Galleons Sunset (Freezebrand: 01Z2316) is a bay Standardbred harness racing gelding from New Zealand. He was bred by the Fanny Allen Family Trust and foaled on 14 November 2001. Galleons Sunset was sired by Sundon out of Galleons Dream by Chiola Hanover. He was trained by Derek Balle and won the 2008 Interdominion trotting title for Chris Lang.

==Races==
Galleons Sunset's first Group One race was in the 2,575 metres SEW Eurodrive Australian Trotting Grand Prix at Moonee Valley Racecourse where he finished fourth. He won his first race near the end of 2007 in the 1,609 m Bill Collins Trotters Mile with a mile rate of TR1:58.9. In early 2008, Galleons Sunset placed second in the 2710m Sky Channel Dullard Trot Cup at Ballerat Racecourse.
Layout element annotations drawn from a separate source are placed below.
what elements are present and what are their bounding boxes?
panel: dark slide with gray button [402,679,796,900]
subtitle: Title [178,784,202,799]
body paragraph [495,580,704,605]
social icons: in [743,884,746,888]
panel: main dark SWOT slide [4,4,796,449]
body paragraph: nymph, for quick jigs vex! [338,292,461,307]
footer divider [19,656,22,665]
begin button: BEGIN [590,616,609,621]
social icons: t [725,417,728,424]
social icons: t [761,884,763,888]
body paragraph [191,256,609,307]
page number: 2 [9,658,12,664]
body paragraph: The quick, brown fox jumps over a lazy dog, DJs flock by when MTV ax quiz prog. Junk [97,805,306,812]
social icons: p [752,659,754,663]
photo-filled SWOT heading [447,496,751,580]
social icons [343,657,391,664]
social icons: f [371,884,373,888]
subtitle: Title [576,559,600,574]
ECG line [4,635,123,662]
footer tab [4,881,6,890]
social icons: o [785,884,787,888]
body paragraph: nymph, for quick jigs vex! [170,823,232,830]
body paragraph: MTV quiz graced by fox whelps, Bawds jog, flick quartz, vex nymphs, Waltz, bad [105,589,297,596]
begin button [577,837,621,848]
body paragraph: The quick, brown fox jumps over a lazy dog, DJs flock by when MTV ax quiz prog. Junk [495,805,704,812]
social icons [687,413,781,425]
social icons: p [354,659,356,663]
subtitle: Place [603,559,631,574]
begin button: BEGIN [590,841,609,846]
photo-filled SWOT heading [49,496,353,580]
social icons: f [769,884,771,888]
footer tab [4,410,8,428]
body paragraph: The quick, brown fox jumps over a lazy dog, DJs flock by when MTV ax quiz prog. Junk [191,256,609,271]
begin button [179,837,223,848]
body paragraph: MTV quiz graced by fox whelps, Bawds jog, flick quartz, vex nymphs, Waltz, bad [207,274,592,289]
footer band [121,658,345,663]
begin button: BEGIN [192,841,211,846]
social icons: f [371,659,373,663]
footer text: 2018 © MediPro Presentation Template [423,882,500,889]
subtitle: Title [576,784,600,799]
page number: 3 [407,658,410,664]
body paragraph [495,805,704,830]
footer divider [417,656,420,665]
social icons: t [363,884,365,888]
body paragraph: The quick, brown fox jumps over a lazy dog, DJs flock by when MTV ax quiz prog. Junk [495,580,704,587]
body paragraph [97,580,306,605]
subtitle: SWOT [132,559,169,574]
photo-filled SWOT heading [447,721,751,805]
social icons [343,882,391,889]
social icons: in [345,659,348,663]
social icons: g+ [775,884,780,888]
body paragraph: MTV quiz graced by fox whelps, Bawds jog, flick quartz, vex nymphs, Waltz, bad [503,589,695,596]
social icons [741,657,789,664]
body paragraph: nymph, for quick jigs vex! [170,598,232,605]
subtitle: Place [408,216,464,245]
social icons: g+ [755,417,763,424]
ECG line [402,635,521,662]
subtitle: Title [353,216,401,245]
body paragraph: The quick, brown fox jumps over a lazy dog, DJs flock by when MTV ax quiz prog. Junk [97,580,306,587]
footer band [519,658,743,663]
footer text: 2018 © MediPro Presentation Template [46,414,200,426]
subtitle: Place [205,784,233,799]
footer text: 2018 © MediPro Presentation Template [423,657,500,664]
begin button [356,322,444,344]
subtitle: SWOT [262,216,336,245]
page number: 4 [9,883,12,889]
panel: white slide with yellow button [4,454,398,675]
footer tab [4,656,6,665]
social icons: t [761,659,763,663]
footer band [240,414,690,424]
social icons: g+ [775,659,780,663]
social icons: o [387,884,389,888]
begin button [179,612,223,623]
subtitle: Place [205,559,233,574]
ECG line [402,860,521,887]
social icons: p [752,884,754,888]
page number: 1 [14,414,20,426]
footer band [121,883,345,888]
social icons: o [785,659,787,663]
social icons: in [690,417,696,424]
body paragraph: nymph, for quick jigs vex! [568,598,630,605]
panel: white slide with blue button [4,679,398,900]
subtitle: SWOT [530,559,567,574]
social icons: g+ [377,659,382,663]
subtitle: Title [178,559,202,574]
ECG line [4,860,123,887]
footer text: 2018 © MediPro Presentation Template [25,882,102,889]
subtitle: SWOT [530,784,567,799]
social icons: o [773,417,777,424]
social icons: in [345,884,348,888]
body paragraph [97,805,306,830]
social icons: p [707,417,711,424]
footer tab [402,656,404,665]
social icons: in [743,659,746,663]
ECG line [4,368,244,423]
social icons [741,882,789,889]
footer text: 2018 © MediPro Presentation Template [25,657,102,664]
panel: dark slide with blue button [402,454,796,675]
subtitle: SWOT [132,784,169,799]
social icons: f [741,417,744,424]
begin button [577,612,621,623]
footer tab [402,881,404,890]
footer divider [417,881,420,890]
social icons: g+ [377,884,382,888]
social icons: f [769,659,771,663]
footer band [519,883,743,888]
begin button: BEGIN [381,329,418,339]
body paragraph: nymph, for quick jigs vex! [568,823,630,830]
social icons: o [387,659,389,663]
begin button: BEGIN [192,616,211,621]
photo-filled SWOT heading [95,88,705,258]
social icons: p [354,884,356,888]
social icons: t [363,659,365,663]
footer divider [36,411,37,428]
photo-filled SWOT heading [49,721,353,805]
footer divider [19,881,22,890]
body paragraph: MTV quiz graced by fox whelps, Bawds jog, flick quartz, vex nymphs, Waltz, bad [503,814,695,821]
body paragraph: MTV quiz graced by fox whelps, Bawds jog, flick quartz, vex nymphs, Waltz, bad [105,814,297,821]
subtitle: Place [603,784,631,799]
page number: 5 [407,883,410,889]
His next win was the upset at the Interdominion Grand Finale, that year held at Moone Valley, with a mile rate of TR 2:03.3. Early in 2009, Galleons Sunset placed third in the Vue Bar Skycity Cambridge Trotters and then went on to win the Tri Cups Golf Day Handicap. In the Dawn Balle Memorial Handicap, Galleons Sunset unexpectedly won the trot dedicated to the memory of his trainer's mother.

On 24 December 2009, Galleons Sunset was retired from racing after his final start due to a chronic fetlock injury. He was retired at his trainer Derek Balle's father's farm.